A view of the sea from Hirta one of the Islands in the Saint Kilda archipelago

The Saint Kilda archipelago is one of the wildest, most isolated places in Europe. This tiny cluster of islands lies very far from the Scottish Mainland, and for centuries the inhabitants of Saint Kilda have managed to survive under the most extreme conditions imaginable.

The islands are treeless, windswept, and rocky; the livestock that populate these islands are, out of sheer necessity, extremely hardy. The last of Saint Kilda's permanent human population left the islands in the 1930s. Life on the islands had always been brutally hard, and after influenza swept through Saint Kilda, islanders came to the conclusion that it was time to leave.

The inaccessible island of Soay

The departing islanders left behind some of their sheep; the animals that remained on the islands became feral and formed a self-sustaining population. One of the most inaccessible of Saint Kilda's islands is Soay. The island's name comes from the Norse word for sheep. It was on Soay that a particularly hardy and unusual breed of sheep managed to survive the millennia. This unique strain of sheep was later introduced to the nearby island of Hirta, and sheep from both islands are known as Soay sheep.

It is widely believed that these primitive sheep have been present on the islands since the Neolithic period (4,500 -2000 BC). Soay sheep look very different than other breeds of sheep: they have a strange, deer-like appearance and naturally shed their wool as temperatures rise. They also behave differently: Soay sheep cannot be managed using sheep dogs because they scatter when threatened instead of flocking together therefore, groups of Soay sheep are always called a herd rather than a flock.
British Soay Sheep in North America

British Soay Rams

     
Given the remoteness of Saint Kilda and the rarity of Soay sheep, it may come as no surprise that only two groups of Soay sheep have ever been imported from the UK to North America.

The first herd arrived at Manitoba's Assiniboine Park Zoo in 1974, and consisted of four six-month old Soay lambs from Highland Wildlife Park in Kingussie, Scotland. However, because of the difficulty involved in importing additional Soays from the UK and the need to make room for another group endangered ruminants, the zoo had entirely disbanded its soay herd by 1981. Some of these Soays made it to the east coast of the United States and were sold by exotic animal dealer, Eugen Hutka.

All of the sheep from this herd were crossed with other breeds, and records on these animals were, for the most part, simply not maintained. As a result, tracing the pedigrees of these animals and determining the amount of Soay genetics remaining in the survivors is now impossible.

Some of the descendants of these Soay sheep are now termed "North American Soay" (NAS.) This term is used to describe sheep with a percentage of Soay genetics mixed with that other sheep breeds.

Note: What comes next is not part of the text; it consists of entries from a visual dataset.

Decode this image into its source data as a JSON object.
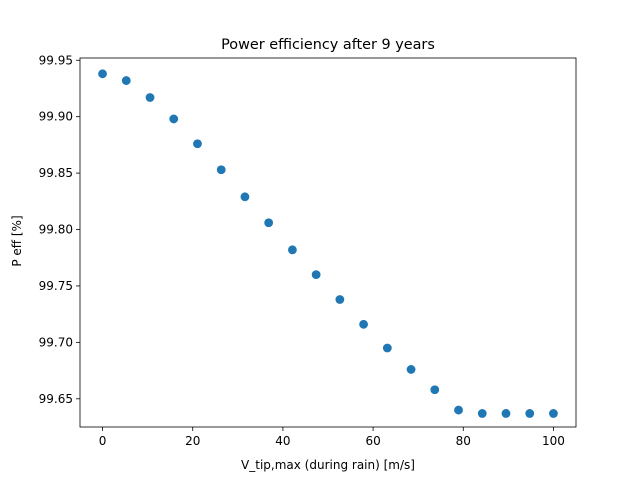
{
  "chart_data": {
    "type": "scatter",
    "title": "Power efficiency after 9 years",
    "xlabel": "V_tip,max (during rain) [m/s]",
    "ylabel": "P eff [%]",
    "xlim": [
      -5,
      105
    ],
    "ylim": [
      99.625,
      99.952
    ],
    "xticks": [
      0,
      20,
      40,
      60,
      80,
      100
    ],
    "yticks": [
      99.65,
      99.7,
      99.75,
      99.8,
      99.85,
      99.9,
      99.95
    ],
    "xtick_labels": [
      "0",
      "20",
      "40",
      "60",
      "80",
      "100"
    ],
    "ytick_labels": [
      "99.65",
      "99.70",
      "99.75",
      "99.80",
      "99.85",
      "99.90",
      "99.95"
    ],
    "grid": false,
    "marker_color": "#1f77b4",
    "series": [
      {
        "x": [
          0,
          5.26,
          10.53,
          15.79,
          21.05,
          26.32,
          31.58,
          36.84,
          42.11,
          47.37,
          52.63,
          57.89,
          63.16,
          68.42,
          73.68,
          78.95,
          84.21,
          89.47,
          94.74,
          100
        ],
        "y": [
          99.938,
          99.932,
          99.917,
          99.898,
          99.876,
          99.853,
          99.829,
          99.806,
          99.782,
          99.76,
          99.738,
          99.716,
          99.695,
          99.676,
          99.658,
          99.64,
          99.637,
          99.637,
          99.637,
          99.637
        ]
      }
    ]
  }
}
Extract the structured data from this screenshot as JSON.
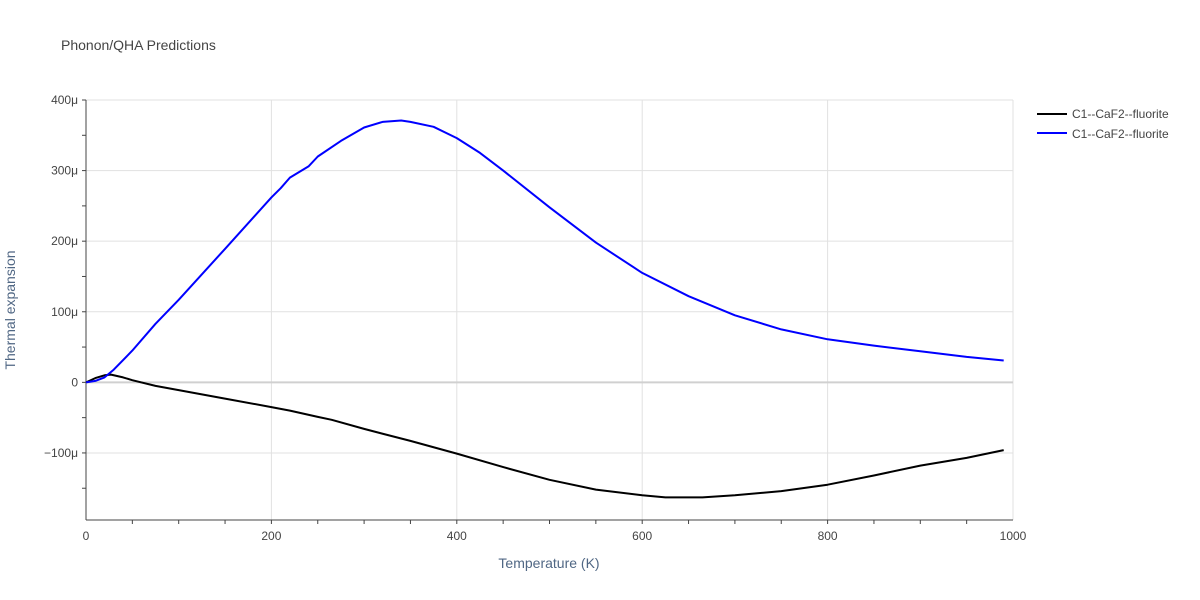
{
  "chart_data": {
    "type": "line",
    "title": "Phonon/QHA Predictions",
    "xlabel": "Temperature (K)",
    "ylabel": "Thermal expansion",
    "xlim": [
      0,
      1000
    ],
    "ylim": [
      -195,
      400
    ],
    "x_ticks": [
      0,
      200,
      400,
      600,
      800,
      1000
    ],
    "x_tick_labels": [
      "0",
      "200",
      "400",
      "600",
      "800",
      "1000"
    ],
    "y_ticks": [
      -100,
      0,
      100,
      200,
      300,
      400
    ],
    "y_tick_labels": [
      "−100μ",
      "0",
      "100μ",
      "200μ",
      "300μ",
      "400μ"
    ],
    "grid": true,
    "legend_position": "top-right",
    "units": "μ (×10⁻⁶)",
    "series": [
      {
        "name": "C1--CaF2--fluorite",
        "color": "#000000",
        "x": [
          0,
          10,
          20,
          27,
          40,
          50,
          75,
          100,
          150,
          200,
          220,
          250,
          265,
          300,
          350,
          400,
          450,
          500,
          550,
          600,
          625,
          665,
          700,
          750,
          800,
          850,
          900,
          950,
          990
        ],
        "y": [
          0,
          6,
          10,
          11,
          7,
          3,
          -5,
          -11,
          -23,
          -35,
          -40,
          -49,
          -53,
          -66,
          -83,
          -101,
          -120,
          -138,
          -152,
          -160,
          -163,
          -163,
          -160,
          -154,
          -145,
          -132,
          -118,
          -107,
          -96
        ]
      },
      {
        "name": "C1--CaF2--fluorite",
        "color": "#0000ff",
        "x": [
          0,
          10,
          20,
          30,
          50,
          75,
          100,
          150,
          200,
          210,
          220,
          240,
          250,
          275,
          300,
          320,
          340,
          350,
          375,
          400,
          425,
          450,
          500,
          550,
          600,
          650,
          700,
          750,
          800,
          850,
          900,
          950,
          990
        ],
        "y": [
          0,
          2,
          7,
          18,
          45,
          83,
          117,
          189,
          262,
          275,
          290,
          306,
          320,
          342,
          361,
          369,
          371,
          369,
          362,
          346,
          325,
          300,
          248,
          198,
          155,
          122,
          95,
          75,
          61,
          52,
          44,
          36,
          31
        ]
      }
    ]
  }
}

While these animals are often attractive, well-constructed creatures, they do not contribute to the preservation of the breed of sheep that originated on Saint Kilda. Ultimately, North American Soays are an admixture of domestic sheep breeds which are transforming into an entirely separate breed.

In 1990, a second group of purebred Soays was imported from the UK and was maintained in Canada (as a closed flock) until 2000, after which the remainder of this flock was imported into the United States by Kathie Miller and Val Dambacher. The enthusiasm of these two women for Soay sheep led them to embark in the first serious effort to conserve pure British Soays in North America.

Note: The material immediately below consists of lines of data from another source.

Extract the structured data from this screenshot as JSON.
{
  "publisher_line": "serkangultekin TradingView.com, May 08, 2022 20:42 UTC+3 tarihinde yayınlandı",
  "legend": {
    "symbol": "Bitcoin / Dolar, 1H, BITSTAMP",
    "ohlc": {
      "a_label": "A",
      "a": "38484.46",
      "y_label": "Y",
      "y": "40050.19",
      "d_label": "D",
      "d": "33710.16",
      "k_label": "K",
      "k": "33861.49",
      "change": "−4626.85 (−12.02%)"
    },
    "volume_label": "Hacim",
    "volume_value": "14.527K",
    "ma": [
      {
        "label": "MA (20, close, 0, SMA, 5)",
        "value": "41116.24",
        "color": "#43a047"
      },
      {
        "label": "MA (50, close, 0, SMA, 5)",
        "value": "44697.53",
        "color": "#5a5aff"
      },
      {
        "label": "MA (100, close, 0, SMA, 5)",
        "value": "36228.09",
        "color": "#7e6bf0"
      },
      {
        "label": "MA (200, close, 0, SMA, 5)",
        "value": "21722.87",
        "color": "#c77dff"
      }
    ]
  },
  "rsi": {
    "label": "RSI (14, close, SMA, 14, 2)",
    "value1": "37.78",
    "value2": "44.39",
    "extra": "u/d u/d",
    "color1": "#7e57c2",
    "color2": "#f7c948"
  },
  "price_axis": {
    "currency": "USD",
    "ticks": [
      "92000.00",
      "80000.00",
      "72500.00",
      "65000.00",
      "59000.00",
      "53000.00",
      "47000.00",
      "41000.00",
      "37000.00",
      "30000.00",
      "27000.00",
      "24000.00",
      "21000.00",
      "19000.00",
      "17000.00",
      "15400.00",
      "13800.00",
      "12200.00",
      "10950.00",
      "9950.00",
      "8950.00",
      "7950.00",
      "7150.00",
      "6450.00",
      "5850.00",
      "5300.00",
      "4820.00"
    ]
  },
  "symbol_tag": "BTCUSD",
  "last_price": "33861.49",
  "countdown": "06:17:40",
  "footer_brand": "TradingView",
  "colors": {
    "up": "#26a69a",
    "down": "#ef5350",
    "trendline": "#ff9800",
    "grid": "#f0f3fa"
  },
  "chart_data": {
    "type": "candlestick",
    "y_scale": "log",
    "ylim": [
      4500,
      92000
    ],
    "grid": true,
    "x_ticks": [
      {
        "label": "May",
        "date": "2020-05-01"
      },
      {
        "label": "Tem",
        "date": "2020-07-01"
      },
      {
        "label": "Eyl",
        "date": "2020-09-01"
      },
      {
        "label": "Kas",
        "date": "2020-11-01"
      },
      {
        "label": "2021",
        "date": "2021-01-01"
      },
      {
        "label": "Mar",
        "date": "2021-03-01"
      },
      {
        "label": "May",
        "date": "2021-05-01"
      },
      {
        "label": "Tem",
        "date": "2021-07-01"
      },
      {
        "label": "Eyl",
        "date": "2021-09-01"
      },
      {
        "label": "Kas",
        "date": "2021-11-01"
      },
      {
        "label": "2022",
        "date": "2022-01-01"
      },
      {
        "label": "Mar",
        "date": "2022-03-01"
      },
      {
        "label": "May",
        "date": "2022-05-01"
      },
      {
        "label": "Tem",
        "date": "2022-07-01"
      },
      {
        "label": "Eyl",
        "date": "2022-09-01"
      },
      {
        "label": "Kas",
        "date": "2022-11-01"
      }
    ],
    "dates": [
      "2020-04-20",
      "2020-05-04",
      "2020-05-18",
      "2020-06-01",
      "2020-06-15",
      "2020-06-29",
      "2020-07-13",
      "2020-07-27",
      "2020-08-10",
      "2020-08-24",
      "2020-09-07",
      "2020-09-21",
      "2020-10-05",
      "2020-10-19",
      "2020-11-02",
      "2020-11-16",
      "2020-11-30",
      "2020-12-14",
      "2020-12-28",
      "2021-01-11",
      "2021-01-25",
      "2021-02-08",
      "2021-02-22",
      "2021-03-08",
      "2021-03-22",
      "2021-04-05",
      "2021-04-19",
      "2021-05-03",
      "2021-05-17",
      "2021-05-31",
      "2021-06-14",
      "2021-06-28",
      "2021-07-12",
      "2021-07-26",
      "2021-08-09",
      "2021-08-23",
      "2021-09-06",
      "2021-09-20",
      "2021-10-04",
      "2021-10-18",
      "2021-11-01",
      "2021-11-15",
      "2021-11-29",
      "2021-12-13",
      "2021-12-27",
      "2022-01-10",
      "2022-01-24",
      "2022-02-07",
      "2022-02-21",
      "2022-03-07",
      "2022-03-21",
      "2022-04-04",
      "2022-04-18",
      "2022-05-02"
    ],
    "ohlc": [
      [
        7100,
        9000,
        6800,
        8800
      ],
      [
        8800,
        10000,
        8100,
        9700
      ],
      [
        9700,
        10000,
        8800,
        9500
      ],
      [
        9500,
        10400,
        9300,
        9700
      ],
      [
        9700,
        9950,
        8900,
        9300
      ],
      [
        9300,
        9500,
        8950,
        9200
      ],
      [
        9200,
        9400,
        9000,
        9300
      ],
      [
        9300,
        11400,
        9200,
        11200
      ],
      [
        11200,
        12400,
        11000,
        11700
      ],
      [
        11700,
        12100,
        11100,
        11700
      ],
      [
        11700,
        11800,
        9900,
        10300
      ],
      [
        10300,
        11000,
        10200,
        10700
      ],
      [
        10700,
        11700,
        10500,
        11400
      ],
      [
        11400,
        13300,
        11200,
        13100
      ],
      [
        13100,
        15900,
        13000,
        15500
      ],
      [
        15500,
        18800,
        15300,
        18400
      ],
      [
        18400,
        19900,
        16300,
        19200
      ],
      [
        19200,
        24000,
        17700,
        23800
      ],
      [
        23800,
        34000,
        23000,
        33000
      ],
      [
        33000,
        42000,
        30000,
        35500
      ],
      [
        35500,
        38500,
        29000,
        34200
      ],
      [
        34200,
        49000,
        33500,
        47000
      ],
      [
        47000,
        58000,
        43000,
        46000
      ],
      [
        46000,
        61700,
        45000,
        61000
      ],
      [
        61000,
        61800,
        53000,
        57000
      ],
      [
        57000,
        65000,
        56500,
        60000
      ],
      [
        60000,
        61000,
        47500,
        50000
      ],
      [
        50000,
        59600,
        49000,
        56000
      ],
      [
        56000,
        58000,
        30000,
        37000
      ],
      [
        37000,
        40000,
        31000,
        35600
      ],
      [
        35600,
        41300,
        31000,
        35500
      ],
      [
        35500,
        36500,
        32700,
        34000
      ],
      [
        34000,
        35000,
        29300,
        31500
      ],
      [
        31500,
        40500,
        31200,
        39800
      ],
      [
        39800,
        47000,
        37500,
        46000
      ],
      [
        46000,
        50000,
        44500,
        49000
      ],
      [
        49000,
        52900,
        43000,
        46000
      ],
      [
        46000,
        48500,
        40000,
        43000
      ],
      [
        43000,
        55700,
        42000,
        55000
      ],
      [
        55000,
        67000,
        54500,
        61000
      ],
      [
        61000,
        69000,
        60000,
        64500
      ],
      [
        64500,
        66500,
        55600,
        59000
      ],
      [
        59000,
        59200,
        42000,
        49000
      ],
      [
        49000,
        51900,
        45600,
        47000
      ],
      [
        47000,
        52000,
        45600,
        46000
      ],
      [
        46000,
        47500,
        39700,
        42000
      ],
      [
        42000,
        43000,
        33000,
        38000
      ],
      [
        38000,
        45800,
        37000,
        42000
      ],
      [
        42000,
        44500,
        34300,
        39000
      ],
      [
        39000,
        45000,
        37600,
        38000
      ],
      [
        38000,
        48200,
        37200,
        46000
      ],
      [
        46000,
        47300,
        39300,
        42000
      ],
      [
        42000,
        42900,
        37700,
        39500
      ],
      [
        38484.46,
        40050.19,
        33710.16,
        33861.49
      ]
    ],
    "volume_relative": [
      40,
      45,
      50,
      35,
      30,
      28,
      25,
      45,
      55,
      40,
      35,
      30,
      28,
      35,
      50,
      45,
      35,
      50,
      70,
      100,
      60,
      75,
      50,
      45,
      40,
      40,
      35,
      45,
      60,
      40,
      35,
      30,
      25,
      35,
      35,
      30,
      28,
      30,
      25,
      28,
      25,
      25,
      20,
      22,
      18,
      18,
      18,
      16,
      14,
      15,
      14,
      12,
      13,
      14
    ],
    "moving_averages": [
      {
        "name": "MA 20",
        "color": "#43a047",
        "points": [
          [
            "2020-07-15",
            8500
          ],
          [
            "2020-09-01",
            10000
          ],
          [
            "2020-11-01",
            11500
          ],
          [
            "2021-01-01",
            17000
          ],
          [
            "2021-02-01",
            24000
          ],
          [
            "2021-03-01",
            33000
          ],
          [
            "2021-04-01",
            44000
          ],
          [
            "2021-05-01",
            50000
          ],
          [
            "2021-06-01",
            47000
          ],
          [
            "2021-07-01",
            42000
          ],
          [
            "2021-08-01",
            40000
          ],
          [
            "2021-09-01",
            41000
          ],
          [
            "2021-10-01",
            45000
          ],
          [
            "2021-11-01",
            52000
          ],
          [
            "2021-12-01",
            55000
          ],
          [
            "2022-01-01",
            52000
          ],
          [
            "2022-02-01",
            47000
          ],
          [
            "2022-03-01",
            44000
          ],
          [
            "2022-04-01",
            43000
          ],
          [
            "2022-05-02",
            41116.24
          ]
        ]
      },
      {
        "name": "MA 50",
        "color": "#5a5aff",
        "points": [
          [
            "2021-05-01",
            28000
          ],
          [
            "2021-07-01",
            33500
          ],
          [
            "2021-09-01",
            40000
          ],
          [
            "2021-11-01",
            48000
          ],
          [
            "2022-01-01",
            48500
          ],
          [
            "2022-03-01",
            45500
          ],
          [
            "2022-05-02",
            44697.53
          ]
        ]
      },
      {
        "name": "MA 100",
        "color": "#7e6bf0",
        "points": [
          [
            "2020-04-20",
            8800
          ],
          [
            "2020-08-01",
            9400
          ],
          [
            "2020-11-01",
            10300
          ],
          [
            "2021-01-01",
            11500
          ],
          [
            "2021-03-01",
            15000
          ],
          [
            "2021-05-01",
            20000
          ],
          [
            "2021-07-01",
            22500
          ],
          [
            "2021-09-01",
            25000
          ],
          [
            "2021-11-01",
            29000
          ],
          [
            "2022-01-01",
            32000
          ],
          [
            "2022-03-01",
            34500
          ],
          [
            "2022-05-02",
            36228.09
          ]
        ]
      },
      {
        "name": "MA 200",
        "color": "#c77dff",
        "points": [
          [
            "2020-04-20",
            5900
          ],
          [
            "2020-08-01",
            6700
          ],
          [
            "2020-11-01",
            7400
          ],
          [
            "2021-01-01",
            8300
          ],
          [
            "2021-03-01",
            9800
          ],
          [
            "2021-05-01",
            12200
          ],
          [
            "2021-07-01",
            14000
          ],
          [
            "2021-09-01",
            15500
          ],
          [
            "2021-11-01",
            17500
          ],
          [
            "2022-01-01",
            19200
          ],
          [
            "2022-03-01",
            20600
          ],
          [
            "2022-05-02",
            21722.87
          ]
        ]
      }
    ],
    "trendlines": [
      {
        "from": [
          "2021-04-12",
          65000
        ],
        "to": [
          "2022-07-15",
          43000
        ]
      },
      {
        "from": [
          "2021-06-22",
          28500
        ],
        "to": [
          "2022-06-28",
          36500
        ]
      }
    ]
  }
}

Miller and Dambacher kept meticulous records on their herd of Soays and succeeded in convincing the RBST (Rare Breeds Survival Trust) to accept the sheep into its Combined Flock Book (the only accepted registry for British Soay sheep.) Miller and Dambacher continue to work for the preservation of British Soays in North America. Their website contains some of the most exhaustive information about the breed available.